Episode 5: "Only Child"
Any emotional capital Hannah earned at the end of last week's episode was pretty much obliterated this week. In perhaps our favorite cameo so far, Jennifer Westfeldt plays the grieving wife of Hannah's presumed-gay (and definitely deceased) editor, David. His widow accidentally reveals to Hannah that her book probably won't come out. "My book is dead?" she exclaims -- yes, at a funeral. Meanwhile, Ray's invective-turned-seduction leads to an awkward, tabletop hook-up with Marnie. Another publisher offers to print Hannah's memoir in a hilarious exchange between a high-powered female publisher and her hapless assistant. But what would our favorite millennial Bildungsroman be without a few legal roadblocks? Misdirecting her anger over a potential three-year delay in her literary aspirations, Hannah ends up kicking Adam's sister out of their apartment.
1. A newly-widowed Jennifer Westfeldt on her late husband's reputation: "A lot of people think he was gay. And you know, he was sometimes."
2. Hannah's philosophy on conflict resolution: "I have watched enough 'Dr. Phil' and 'Intervention' to know you can work anything out, if you just talk about it."
3. Shosh schooling Jessa on adulthood: "If you're serious about improving yourself. You need to do more than just smoke Dorff-cigarettes.

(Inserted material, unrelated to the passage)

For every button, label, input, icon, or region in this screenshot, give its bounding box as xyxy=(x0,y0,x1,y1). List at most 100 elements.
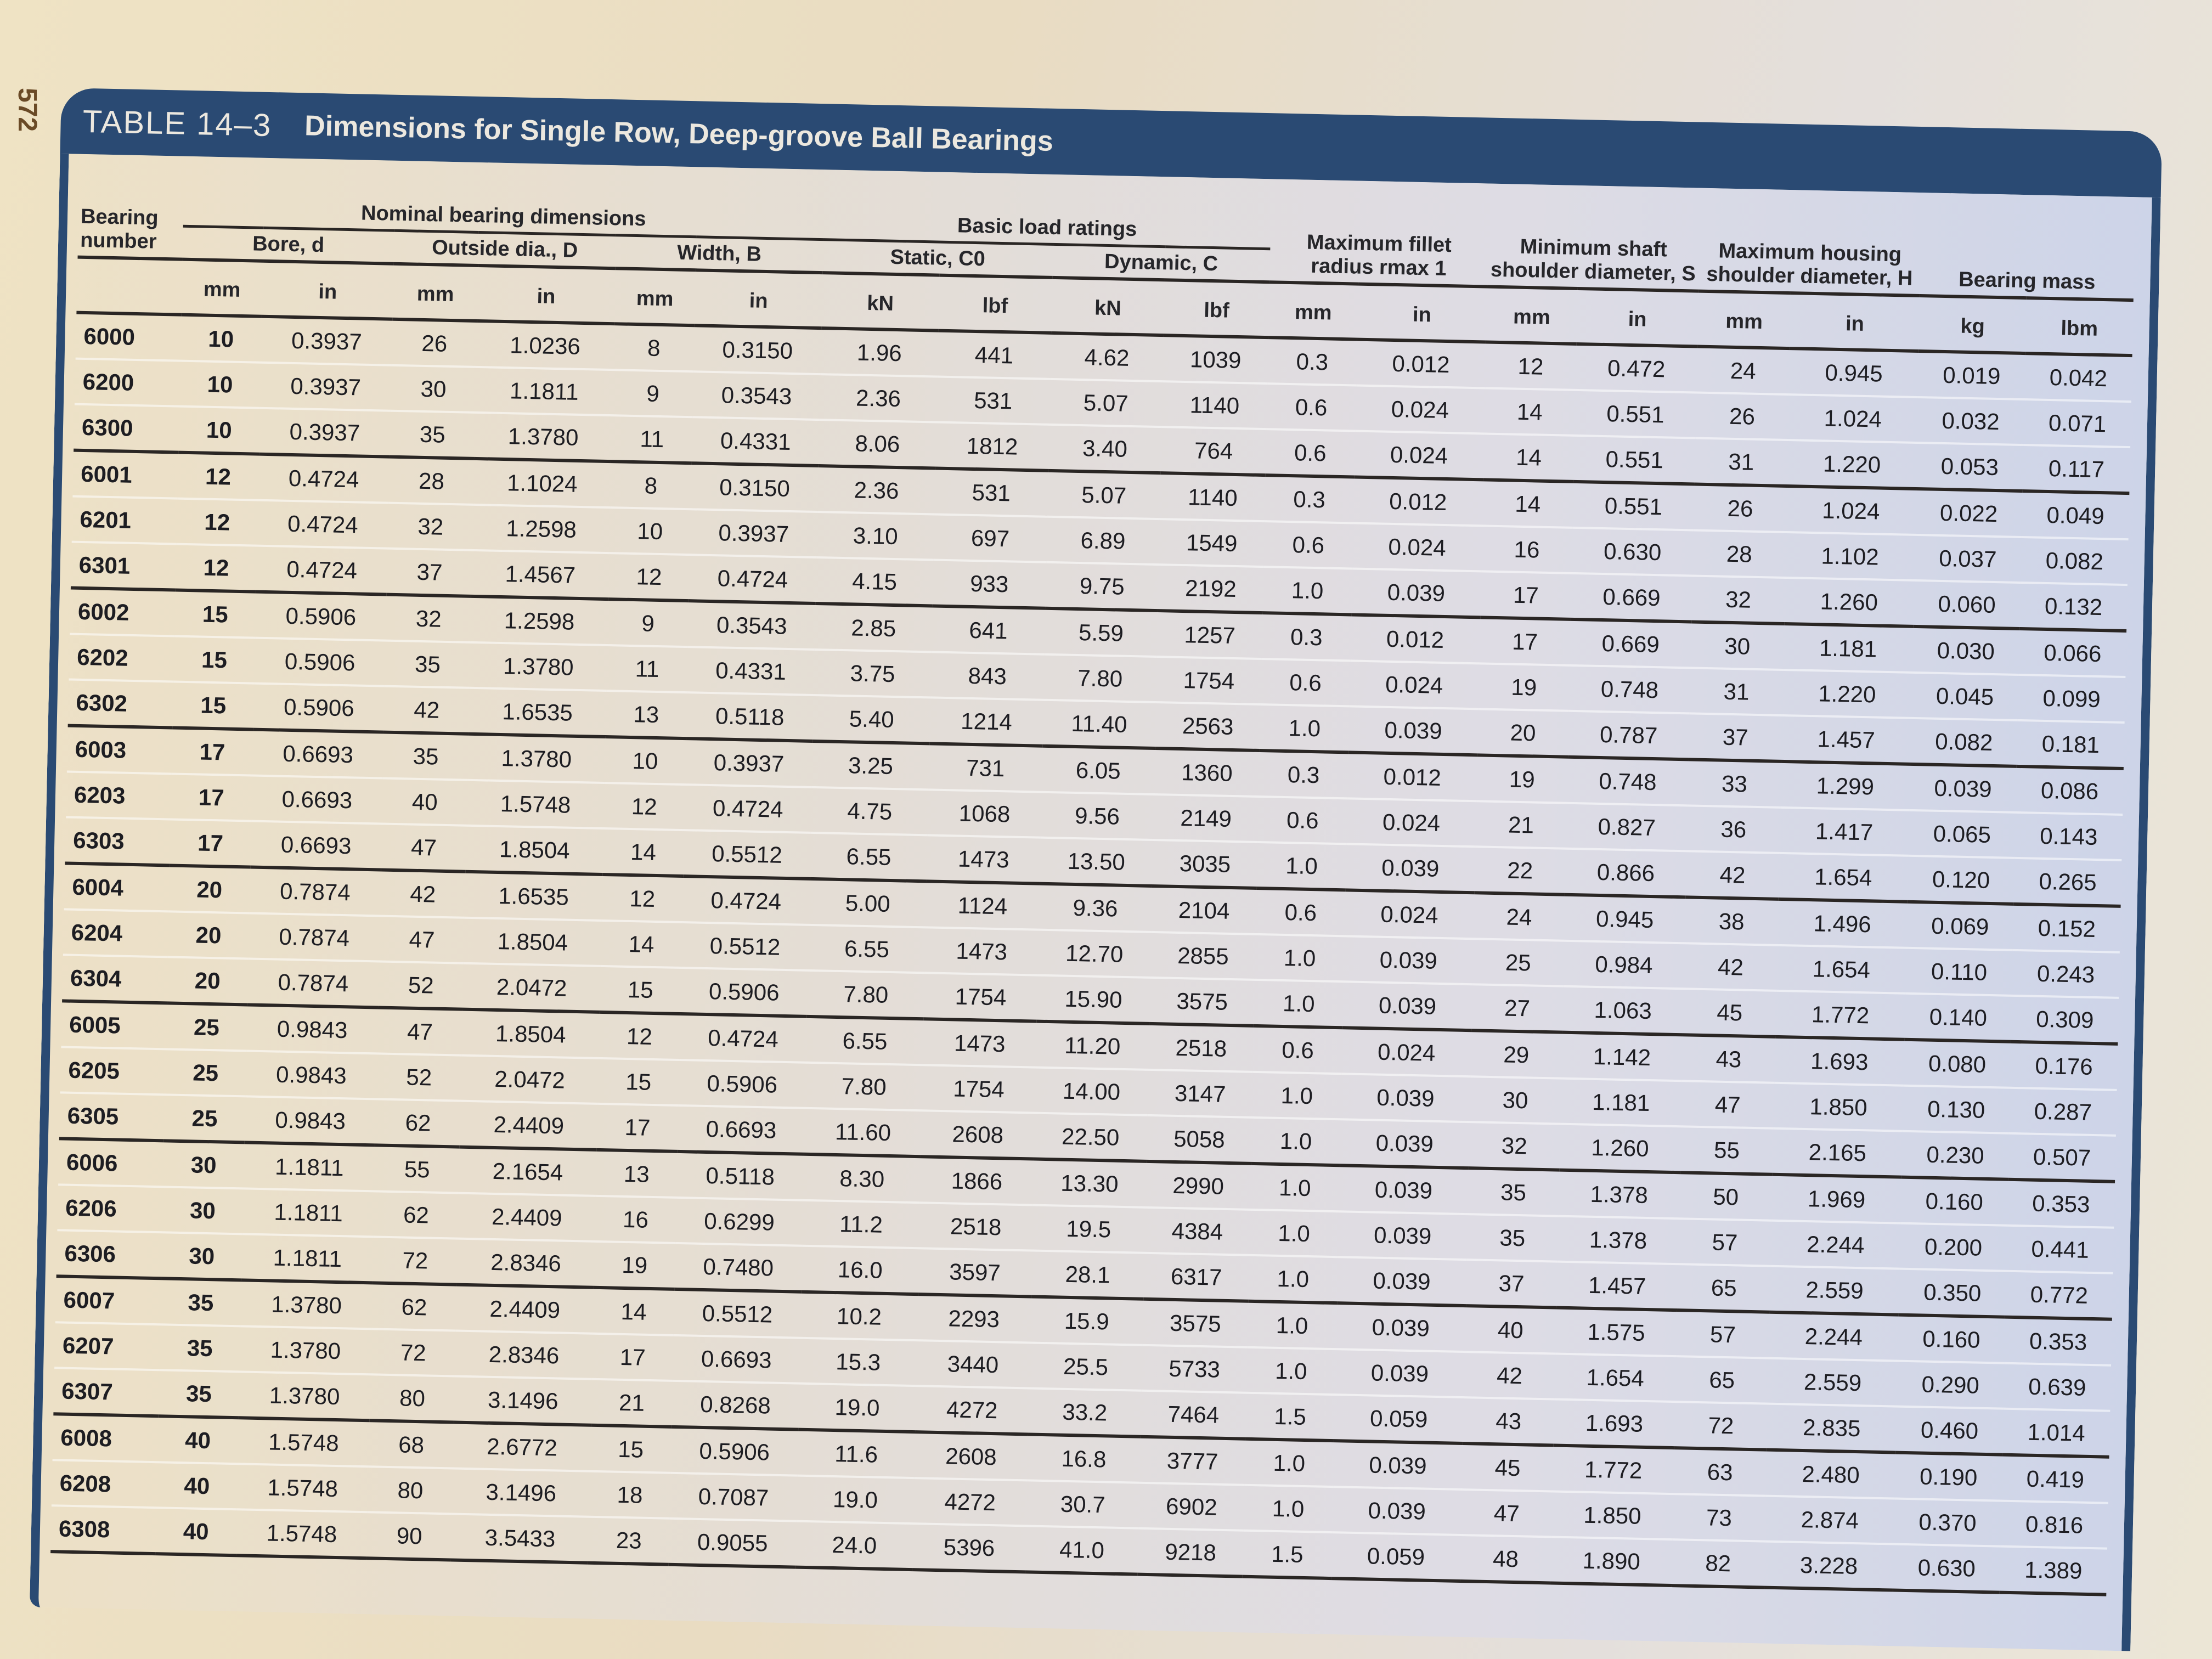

You need to grocery shop and condition your hair, even though it does so well with natural oils."
4. Hannah on her personal brand: "Well I'm from the Midwest, so I will always be 15 to 45 pounds overweight depending on how far I live from the coast. [The] further I am from the coast, the fatter I am."
5. Ray on Marnie's millennial ambivalence: "You come across like you're better than everyone, and you want no part of their lives, and then when you're excluded from things you're outrageously offended and hold a grudge."